6. Harness Innovation and Technology: Digital tools can empower girls by offering remote learning, connecting them to mentors, providing safe reporting channels for GBV, and giving platforms for advocacy.

Though it has come and gone, but International Day of the Girl Child must not merely affirm what girls deserve, but we must act for what they need. The Nigerian girl child must not just exist with future promise but must be a present force. From rural villages to urban centers, she is designing solutions, raising awareness, speaking truth to power. In her story, we see courage, persistence, vision.

To the girls: you are worthy. You are leaders. You are change-makers. To the adults; parents, political leaders, educators, citizens, your responsibility is great, but your opportunity is greater. When you lift a girl, you lift a community. When you free her from constraint, you set a nation free.

Today, we honour “The Girl I Am, The Change I Lead.” May her steps echo in schools, halls of government, and hearts across Nigeria and Africa. Whenever we celebrate the girl child every October 11, let it not pass as a headline, but it must mark a turning point toward equality, dignity, and opportunity for every girl, everywhere.
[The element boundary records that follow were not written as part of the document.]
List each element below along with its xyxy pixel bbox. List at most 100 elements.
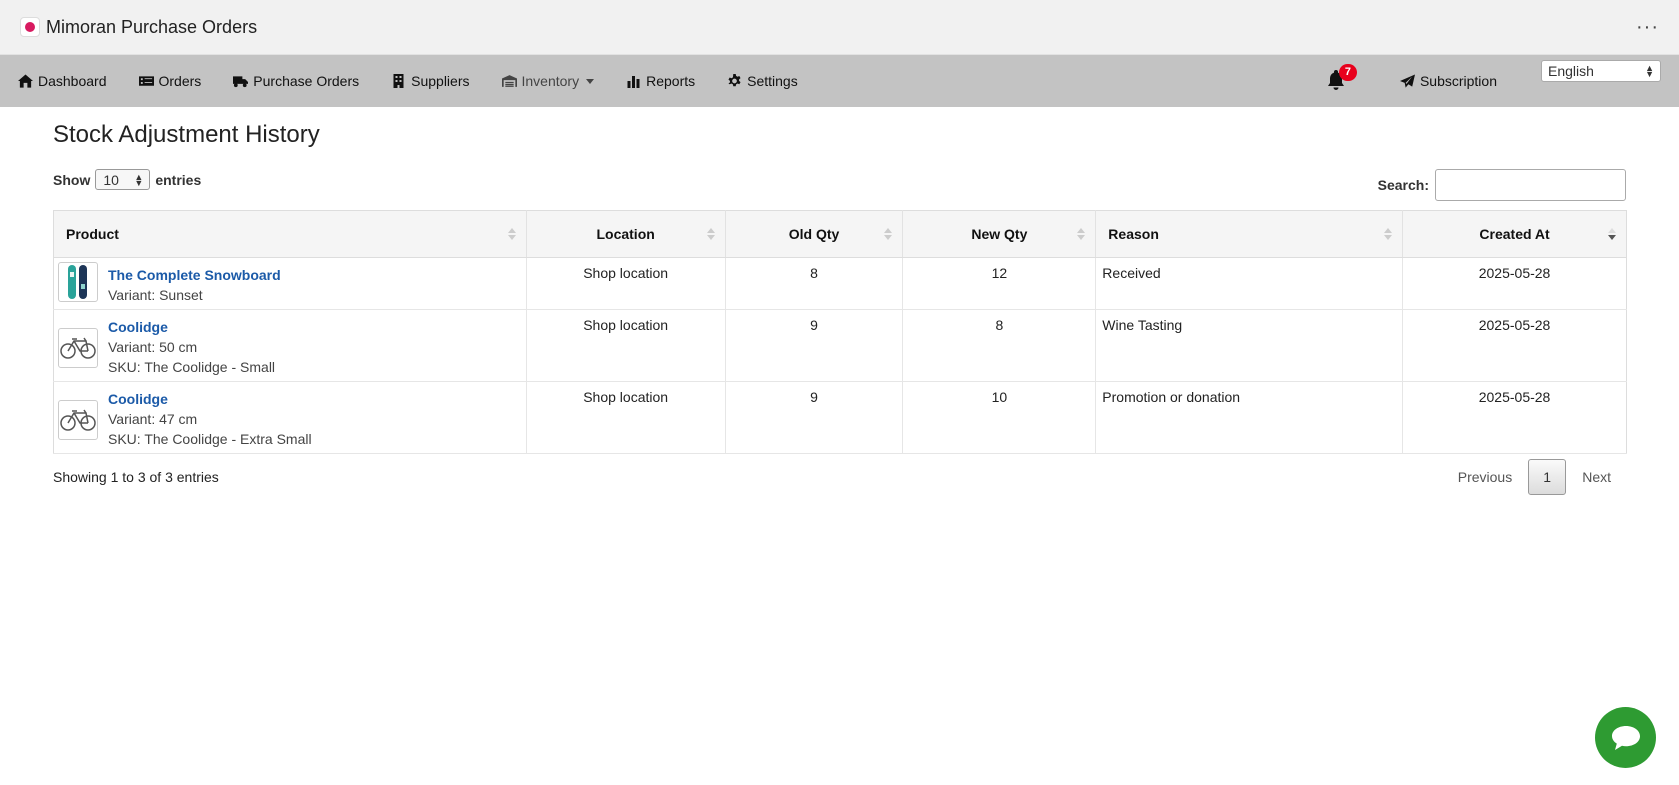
truck-icon: [233, 76, 249, 88]
caret-down-icon: [586, 78, 595, 84]
search-input[interactable]: [1435, 169, 1626, 201]
building-icon: [393, 74, 404, 88]
bar-chart-icon: [627, 76, 640, 88]
column-header-product-label: Product: [66, 226, 119, 242]
main-navbar: Dashboard Orders Purchase Orders Supplie…: [0, 55, 1679, 107]
page-length-control: Show 10 ▲ ▼ entries: [53, 169, 201, 190]
location-cell: Shop location: [526, 381, 726, 454]
order-card-icon: [138, 76, 154, 86]
nav-subscription[interactable]: Subscription: [1399, 73, 1497, 89]
nav-inventory-dropdown[interactable]: Inventory: [501, 73, 595, 89]
old-qty-cell: 8: [725, 257, 904, 310]
created-at-cell: 2025-05-28: [1402, 381, 1627, 454]
gear-icon: [728, 74, 741, 87]
column-header-created-at[interactable]: Created At: [1402, 210, 1627, 258]
column-header-new-qty-label: New Qty: [971, 226, 1028, 242]
product-cell: Coolidge Variant: 47 cm SKU: The Coolidg…: [53, 381, 527, 454]
product-variant: Variant: 47 cm: [108, 411, 198, 427]
language-select[interactable]: English ▲ ▼: [1541, 60, 1661, 82]
sort-icon: [1077, 228, 1086, 240]
pagination: Previous 1 Next: [1442, 459, 1627, 495]
nav-settings-label: Settings: [747, 73, 798, 89]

Dr. Asmau Benzies Leo is a development practitioner with extensive national and international expertise in gender equality, peace-building, governance, and humanitarian action. She holds a PhD in Public Governance and Leadership, a Master’s degree in Conflict Management and Peace Studies, and executive certifications from leading institutions including Howard University, Harvard University and Glasgow Caledonian University. As Executive Director of the Centre for Non-violence and Gender Advocacy in Nigeria (CENGAIN), she has led ground-breaking advocacy initiatives on women’s political participation, gender-based violence prevention, and security sector reform across multiple World Bank, UN and EU-supported projects.